Has your sex life always been like this?
how often are you having sex? Intimate moments like cuddling etc? Time together where sex is not on the table?

if no what has changed? Kids? You’re doing the brunt of cleaning up his mess etc? Nothing sexier than washing skiddy mens boxers for example 🤢

how old are you? Peri menopause and menopause can mess with sex drive. As can other hormonal issues like PCOS etc. sex drive naturally ebbs and flows especially for women.

also the contraceptive pill or hormonal contraceptives in general can mess with the female sex drive. Would your husband have a vasectomy/has he? If you were willing to try coming of hormonal contraceptives

does he try to ‘warm you up’ through the day? Hugs, words that sort of thing or are you at the point he only does those because he’s horny? Does he bother with conversations around getting to know you or is it always kid focused? Or are you always servicing his needs his problems. His work. Making his food etc.
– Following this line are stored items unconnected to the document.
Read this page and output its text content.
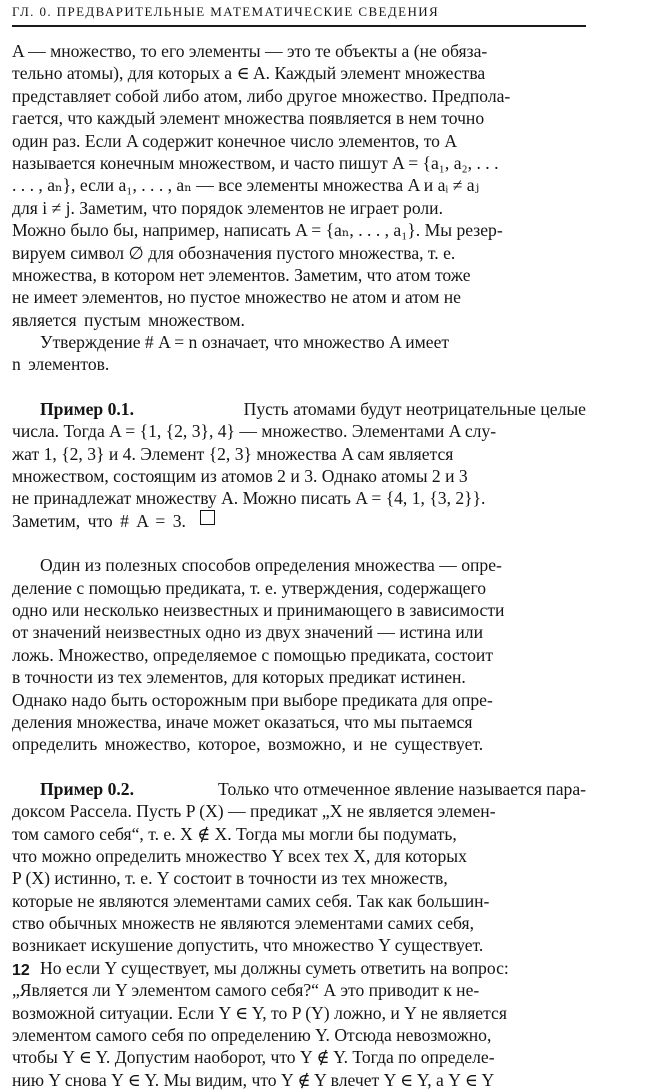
ГЛ. 0. ПРЕДВАРИТЕЛЬНЫЕ МАТЕМАТИЧЕСКИЕ СВЕДЕНИЯ
A — множество, то его элементы — это те объекты a (не обяза-
тельно атомы), для которых a ∈ A. Каждый элемент множества
представляет собой либо атом, либо другое множество. Предпола-
гается, что каждый элемент множества появляется в нем точно
один раз. Если A содержит конечное число элементов, то A
называется конечным множеством, и часто пишут A = {a₁, a₂, . . .
. . . , aₙ}, если a₁, . . . , aₙ — все элементы множества A и aᵢ ≠ aⱼ
для i ≠ j. Заметим, что порядок элементов не играет роли.
Можно было бы, например, написать A = {aₙ, . . . , a₁}. Мы резер-
вируем символ ∅ для обозначения пустого множества, т. е.
множества, в котором нет элементов. Заметим, что атом тоже
не имеет элементов, но пустое множество не атом и атом не
является пустым множеством.
Утверждение # A = n означает, что множество A имеет
n элементов.
Пример 0.1.	Пусть атомами будут неотрицательные целые
числа. Тогда A = {1, {2, 3}, 4} — множество. Элементами A слу-
жат 1, {2, 3} и 4. Элемент {2, 3} множества A сам является
множеством, состоящим из атомов 2 и 3. Однако атомы 2 и 3
не принадлежат множеству A. Можно писать A = {4, 1, {3, 2}}.
Заметим, что # A = 3.
Один из полезных способов определения множества — опре-
деление с помощью предиката, т. е. утверждения, содержащего
одно или несколько неизвестных и принимающего в зависимости
от значений неизвестных одно из двух значений — истина или
ложь. Множество, определяемое с помощью предиката, состоит
в точности из тех элементов, для которых предикат истинен.
Однако надо быть осторожным при выборе предиката для опре-
деления множества, иначе может оказаться, что мы пытаемся
определить множество, которое, возможно, и не существует.
Пример 0.2.	Только что отмеченное явление называется пара-
доксом Рассела. Пусть P (X) — предикат „X не является элемен-
том самого себя“, т. е. X ∉ X. Тогда мы могли бы подумать,
что можно определить множество Y всех тех X, для которых
P (X) истинно, т. е. Y состоит в точности из тех множеств,
которые не являются элементами самих себя. Так как большин-
ство обычных множеств не являются элементами самих себя,
возникает искушение допустить, что множество Y существует.
Но если Y существует, мы должны суметь ответить на вопрос:
„Является ли Y элементом самого себя?“ А это приводит к не-
возможной ситуации. Если Y ∈ Y, то P (Y) ложно, и Y не является
элементом самого себя по определению Y. Отсюда невозможно,
чтобы Y ∈ Y. Допустим наоборот, что Y ∉ Y. Тогда по определе-
нию Y снова Y ∈ Y. Мы видим, что Y ∉ Y влечет Y ∈ Y, а Y ∈ Y
12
are you stressed or tired? Downtime can be really good for improving sec drive. So you don’t feel constantly ‘on’ for kids and horny husband etc. you need to be able to be yourself as an independent human.

when you say ‘vanilla’ I presume you mean you prefer the usual type of sex whereas your husband wants non-vanilla such as anal and everything else or more pornified sex? Has he always wanted this or is it a new thing? Does he watch porn/is he influenced by it?

the wider picture will help understand why he’s whinging and how to best help you improve things for you if you want to improve things.

Cantstandbullshitanymore · 12/04/2023 01:36

Whatkindofuckeryisthis · 11/04/2023 22:23

A timer for the massage… no wonder it doesn’t feel spontaneous!

While I agree it doesn’t feel spontaneous, I also get why she introduced it as I know men who just try to do the bare minimum foreplay and go straight to sex.

Work needs to be done to ensure they both understand their sexual needs and tbh it’s largely men who need to understand women need warming up and attention not just get hard and stick it in.

OatMilkLattes · 12/04/2023 01:44

This reply has been deleted

This has been deleted by MNHQ for breaking our Talk Guidelines. Previously banned poster.

Just what the OP wants to hear, how helpful.

OP I do understand, but as others have said, a timer can feel regimented.

Have you told him he rushes the warm up and it doesn’t work for you? Mostly these things can be worked out when they’re just spoken about openly and honestly!

There are some other good suggestions on here like therapy etc.

ivfregret · 12/04/2023 19:09

Ok I would also like to know how long foreplay should last?

On average what do you guys think is normal?